Старая мисс Рашли наполнила свой бокал. Обе потягивали вино, и глаза у них засияли, как сияют полудрагоценные камни на свету. Сизо-синие стали глаза у мисс Рашли; у мисс Антонии — красные, как вино. А кружева и оборки будто подрагивали, пока они пили, будто тела у них теплые и вялые под опереньем.

— Был вот такой же день, помнишь? — сказала старая мисс Рашли, вертя свой бокал. — Его принесли домой — с пулей в сердце. Сказали, куст. Оступился. Свалился. — Она хохотнула, потягивая вино.

— А Джон… — сказала мисс Антония. — Сказали, кобыла. Попала копытом в яму. Умер на месте. Над ним пронеслась охота. Тоже домой вернулся — на ставне… — Они снова потягивали вино.

— Лили помнишь? — сказала старая мисс Рашли. — Дрянь женщина. — Она помотала головой. — В седло влезала с красной кисточкой на стеке.

— Ни стыда, ни совести! — рявкнула мисс Антония.

— Письмо полковника помнишь? Ваш сын несся как одержимый, увлекая за собой людей. И один белый мерзавец… Эхма! — Она снова пригубила свой бокал.

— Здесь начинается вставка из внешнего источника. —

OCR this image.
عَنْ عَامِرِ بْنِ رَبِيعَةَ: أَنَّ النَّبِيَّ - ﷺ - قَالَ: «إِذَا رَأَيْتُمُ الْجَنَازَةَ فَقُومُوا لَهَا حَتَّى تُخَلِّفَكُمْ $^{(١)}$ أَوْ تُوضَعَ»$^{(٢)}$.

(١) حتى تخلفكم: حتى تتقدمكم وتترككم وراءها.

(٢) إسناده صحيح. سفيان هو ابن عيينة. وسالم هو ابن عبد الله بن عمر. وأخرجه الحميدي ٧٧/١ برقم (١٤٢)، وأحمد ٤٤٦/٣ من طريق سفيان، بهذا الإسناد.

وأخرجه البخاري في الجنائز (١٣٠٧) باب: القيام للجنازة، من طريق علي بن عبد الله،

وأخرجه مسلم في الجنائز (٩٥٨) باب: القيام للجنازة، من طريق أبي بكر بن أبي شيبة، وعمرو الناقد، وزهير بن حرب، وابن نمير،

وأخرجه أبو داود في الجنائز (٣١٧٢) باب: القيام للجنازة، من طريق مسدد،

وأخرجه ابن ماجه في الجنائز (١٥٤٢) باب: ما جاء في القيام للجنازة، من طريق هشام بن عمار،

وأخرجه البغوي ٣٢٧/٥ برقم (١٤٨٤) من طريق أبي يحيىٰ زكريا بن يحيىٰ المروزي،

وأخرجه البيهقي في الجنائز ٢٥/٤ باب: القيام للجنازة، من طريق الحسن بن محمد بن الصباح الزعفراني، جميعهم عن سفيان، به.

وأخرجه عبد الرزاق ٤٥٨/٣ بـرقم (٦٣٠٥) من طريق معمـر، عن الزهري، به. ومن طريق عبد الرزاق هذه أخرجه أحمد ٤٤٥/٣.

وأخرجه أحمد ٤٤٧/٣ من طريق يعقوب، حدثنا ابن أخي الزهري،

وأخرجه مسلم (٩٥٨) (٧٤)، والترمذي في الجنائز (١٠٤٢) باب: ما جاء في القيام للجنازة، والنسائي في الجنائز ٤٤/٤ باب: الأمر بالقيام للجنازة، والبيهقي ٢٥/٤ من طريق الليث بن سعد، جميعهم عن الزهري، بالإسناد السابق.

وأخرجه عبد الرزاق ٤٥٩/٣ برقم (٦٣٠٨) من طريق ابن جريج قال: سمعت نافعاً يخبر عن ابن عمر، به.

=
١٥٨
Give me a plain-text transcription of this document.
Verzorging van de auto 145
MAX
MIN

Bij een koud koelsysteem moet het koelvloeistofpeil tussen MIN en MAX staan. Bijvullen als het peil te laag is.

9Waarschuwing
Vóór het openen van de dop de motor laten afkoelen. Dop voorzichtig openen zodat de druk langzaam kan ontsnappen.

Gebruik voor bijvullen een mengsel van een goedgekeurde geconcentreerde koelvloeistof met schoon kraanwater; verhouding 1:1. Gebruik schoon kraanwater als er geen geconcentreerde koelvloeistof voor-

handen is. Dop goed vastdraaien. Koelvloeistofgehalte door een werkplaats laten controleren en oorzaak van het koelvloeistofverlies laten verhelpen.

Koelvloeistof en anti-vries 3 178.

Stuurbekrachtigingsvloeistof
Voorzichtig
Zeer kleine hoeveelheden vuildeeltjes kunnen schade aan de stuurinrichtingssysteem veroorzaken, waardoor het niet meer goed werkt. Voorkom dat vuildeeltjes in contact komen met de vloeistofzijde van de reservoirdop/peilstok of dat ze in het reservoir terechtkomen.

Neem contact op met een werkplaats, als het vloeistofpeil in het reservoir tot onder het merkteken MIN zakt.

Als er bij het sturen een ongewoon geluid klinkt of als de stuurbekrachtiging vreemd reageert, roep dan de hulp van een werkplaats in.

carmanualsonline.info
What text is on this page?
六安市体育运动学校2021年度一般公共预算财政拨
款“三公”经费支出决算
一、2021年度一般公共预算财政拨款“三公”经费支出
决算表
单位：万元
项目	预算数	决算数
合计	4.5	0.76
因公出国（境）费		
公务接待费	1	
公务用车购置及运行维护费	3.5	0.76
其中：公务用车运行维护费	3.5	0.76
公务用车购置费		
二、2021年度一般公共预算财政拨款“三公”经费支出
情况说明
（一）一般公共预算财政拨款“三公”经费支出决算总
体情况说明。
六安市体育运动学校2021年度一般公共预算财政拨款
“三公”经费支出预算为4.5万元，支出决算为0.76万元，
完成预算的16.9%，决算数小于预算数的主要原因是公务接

— Мужчины в нашем роду… — начала мисс Рашли. Она подняла бокал. Она держала его высоко, словно предлагала тост лепной русалке над камином. И запнулась. Тявкнули ружья. Что-то хрустнуло в лесу. Или это крыса метнулась за лепниной?

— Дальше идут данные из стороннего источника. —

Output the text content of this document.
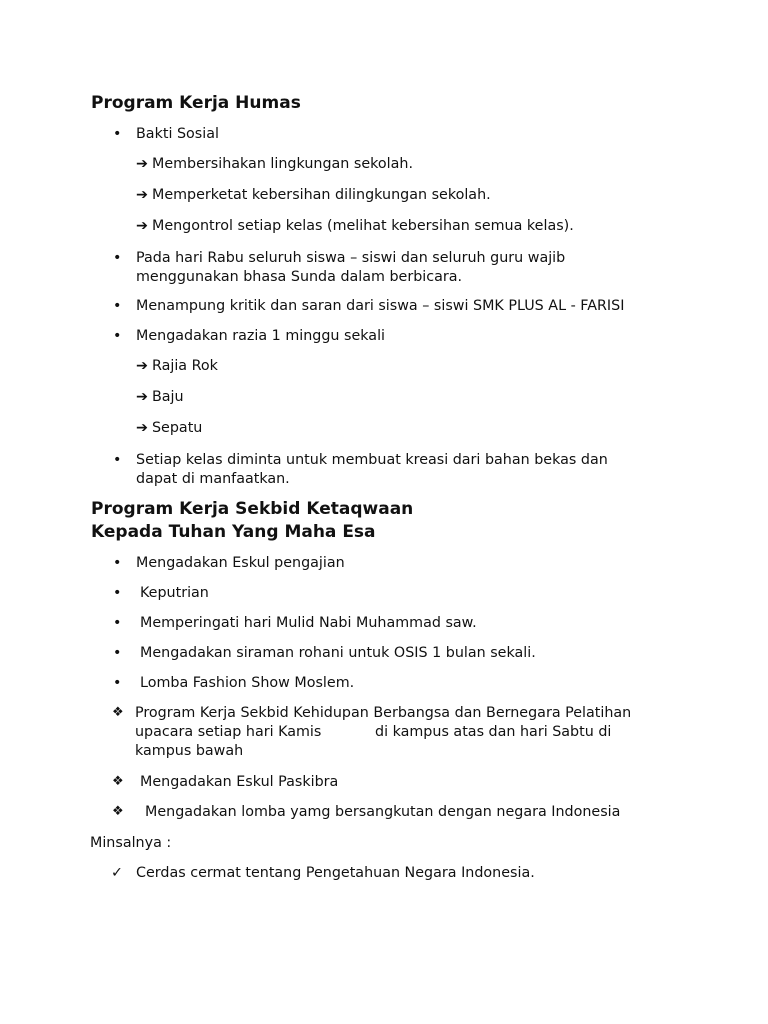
Program Kerja Humas
• Bakti Sosial

➔ Membersihakan lingkungan sekolah.

➔ Memperketat kebersihan dilingkungan sekolah.

➔ Mengontrol setiap kelas (melihat kebersihan semua kelas).

• Pada hari Rabu seluruh siswa – siswi dan seluruh guru wajib

menggunakan bhasa Sunda dalam berbicara.

• Menampung kritik dan saran dari siswa – siswi SMK PLUS AL - FARISI

• Mengadakan razia 1 minggu sekali

➔ Rajia Rok

➔ Baju

➔ Sepatu

• Setiap kelas diminta untuk membuat kreasi dari bahan bekas dan

dapat di manfaatkan.

Program Kerja Sekbid Ketaqwaan
Kepada Tuhan Yang Maha Esa
• Mengadakan Eskul pengajian

• Keputrian

• Memperingati hari Mulid Nabi Muhammad saw.

• Mengadakan siraman rohani untuk OSIS 1 bulan sekali.

• Lomba Fashion Show Moslem.

❖ Program Kerja Sekbid Kehidupan Berbangsa dan Bernegara Pelatihan

upacara setiap hari Kamis	di kampus atas dan hari Sabtu di

kampus bawah

❖ Mengadakan Eskul Paskibra

❖ Mengadakan lomba yamg bersangkutan dengan negara Indonesia

Minsalnya :

✓ Cerdas cermat tentang Pengetahuan Negara Indonesia.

— Вечно женщины. — Мисс Антония кивнула. — Да, мужчины в нашем роду. Эта белая, румяная Люси с мельницы, помнишь?

— Дочка Эллен из «Козла и Серпа», — подхватила мисс Рашли.

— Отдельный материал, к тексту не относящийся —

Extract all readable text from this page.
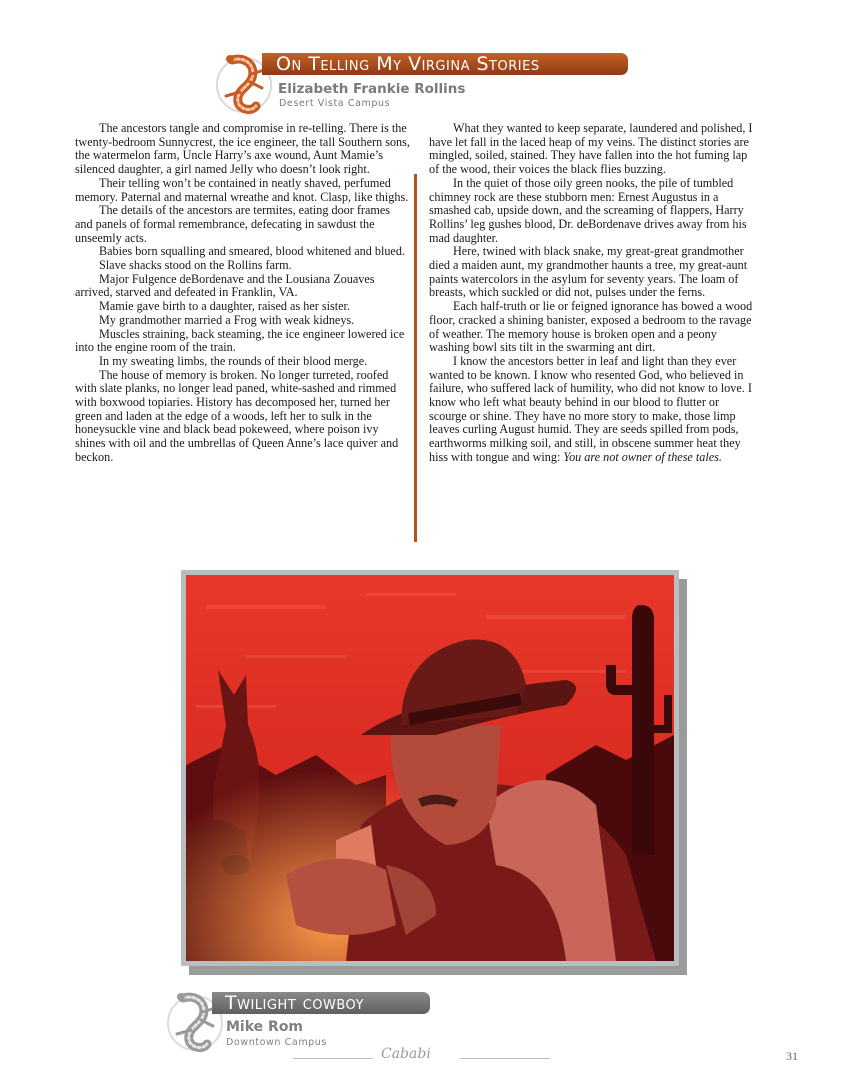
On Telling My Virgina Stories
Elizabeth Frankie Rollins
Desert Vista Campus

The ancestors tangle and compromise in re-telling. There is the twenty-bedroom Sunnycrest, the ice engineer, the tall Southern sons, the watermelon farm, Uncle Harry’s axe wound, Aunt Mamie’s silenced daughter, a girl named Jelly who doesn’t look right.

Their telling won’t be contained in neatly shaved, perfumed memory. Paternal and maternal wreathe and knot. Clasp, like thighs.

The details of the ancestors are termites, eating door frames and panels of formal remembrance, defecating in sawdust the unseemly acts.

Babies born squalling and smeared, blood whitened and blued.

Slave shacks stood on the Rollins farm.

Major Fulgence deBordenave and the Lousiana Zouaves arrived, starved and defeated in Franklin, VA.

Mamie gave birth to a daughter, raised as her sister.

My grandmother married a Frog with weak kidneys.

Muscles straining, back steaming, the ice engineer lowered ice into the engine room of the train.

In my sweating limbs, the rounds of their blood merge.

The house of memory is broken. No longer turreted, roofed with slate planks, no longer lead paned, white-sashed and rimmed with boxwood topiaries. History has decomposed her, turned her green and laden at the edge of a woods, left her to sulk in the honeysuckle vine and black bead pokeweed, where poison ivy shines with oil and the umbrellas of Queen Anne’s lace quiver and beckon.

What they wanted to keep separate, laundered and polished, I have let fall in the laced heap of my veins. The distinct stories are mingled, soiled, stained. They have fallen into the hot fuming lap of the wood, their voices the black flies buzzing.

In the quiet of those oily green nooks, the pile of tumbled chimney rock are these stubborn men: Ernest Augustus in a smashed cab, upside down, and the screaming of flappers, Harry Rollins’ leg gushes blood, Dr. deBordenave drives away from his mad daughter.

Here, twined with black snake, my great-great grandmother died a maiden aunt, my grandmother haunts a tree, my great-aunt paints watercolors in the asylum for seventy years. The loam of breasts, which suckled or did not, pulses under the ferns.

Each half-truth or lie or feigned ignorance has bowed a wood floor, cracked a shining banister, exposed a bedroom to the ravage of weather. The memory house is broken open and a peony washing bowl sits tilt in the swarming ant dirt.

I know the ancestors better in leaf and light than they ever wanted to be known. I know who resented God, who believed in failure, who suffered lack of humility, who did not know to love. I know who left what beauty behind in our blood to flutter or scourge or shine. They have no more story to make, those limp leaves curling August humid. They are seeds spilled from pods, earthworms milking soil, and still, in obscene summer heat they hiss with tongue and wing: You are not owner of these tales.

Twilight cowboy
Mike Rom
Downtown Campus
Cababi	31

— А портнова дочка, — бормотала мисс Антония. — Хью покупал у них бриджи, в темной лавчонке на том берегу…

— …их еще затопляло каждую зиму. Это ведь его мальчишка, — мисс Антония фыркнула, перегибаясь к сестре, — который церковь убирает.

Грянул грохот. В дымоход рухнула шиферная плитка. Огромное полено раскололось надвое. Комья гипса посыпались с герба на ковер.

— Рушится, — фыркнула старая мисс Рашли. — Рушится.

— А кто, — сказала мисс Антония, озирая комья на ковре. — Кто расплачиваться будет?

Пуская пузыри, как два дряхлых младенца, тупо, пусто обе захохотали; перешли к камину и потягивали шерри подле комьев штукатурки и пепла, пока в каждом бокале не осталось пылать всего по одной красной капле на донышке. Им не хотелось, кажется, совсем расставаться с вином; сидя рядышком у засыпанного камина, они вертели в руках бокалы, но не подносили к губам.

— Милли Мастерс, ключница-то наша, — начала старая мисс Рашли. — Она ведь нашего брата…

Выстрел тявкнул под окном. И перебил ниточку, на которой держался ливень. Он обрушился на окна, он хлестал их ровными розгами. Свет на ковре погас. И глаза у старух погасли. Они сидели, вслушивались, и глаза у них стали как вытащенная из воды галька: скучные, серые, сухие окатыши. И руки вцепились в руки как птичьи коготки, вцепившиеся в пустоту. И обе стали меньше, словно тела у них съежились под платьями.

Потом мисс Антония потянулась бокалом к русалке. Оставалась последняя капля; она ее выпила. «Идут!» — каркнула она и стукнула об стол бокал. Грохнула брошенная с размаху дверь. Другая. Еще. По коридору к галерее близились тяжкие, но шаркающие шаги.

— Рядом! Рядом! — Мисс Рашли усмехнулась, оскалив три желтых зуба.

Распахнулась гигантская дверь. Ворвались три огромных пса и, задыхаясь, замерли на пороге. Потом, горбясь, вошел сам Помещик в потертых гетрах. Псы прыгали на него, дергали мордами, обнюхивали его карманы. Потом кинулись вперед. Учуяли мясо. От кипенья хвостов и спин галерея ходуном ходила, как лес под хлыстом ветра. Они обнюхивали стол. Рвали лапами скатерть. И вот с визгом и воем бросились на рыженького спаниеля, который глодал фазаний скелет под столом.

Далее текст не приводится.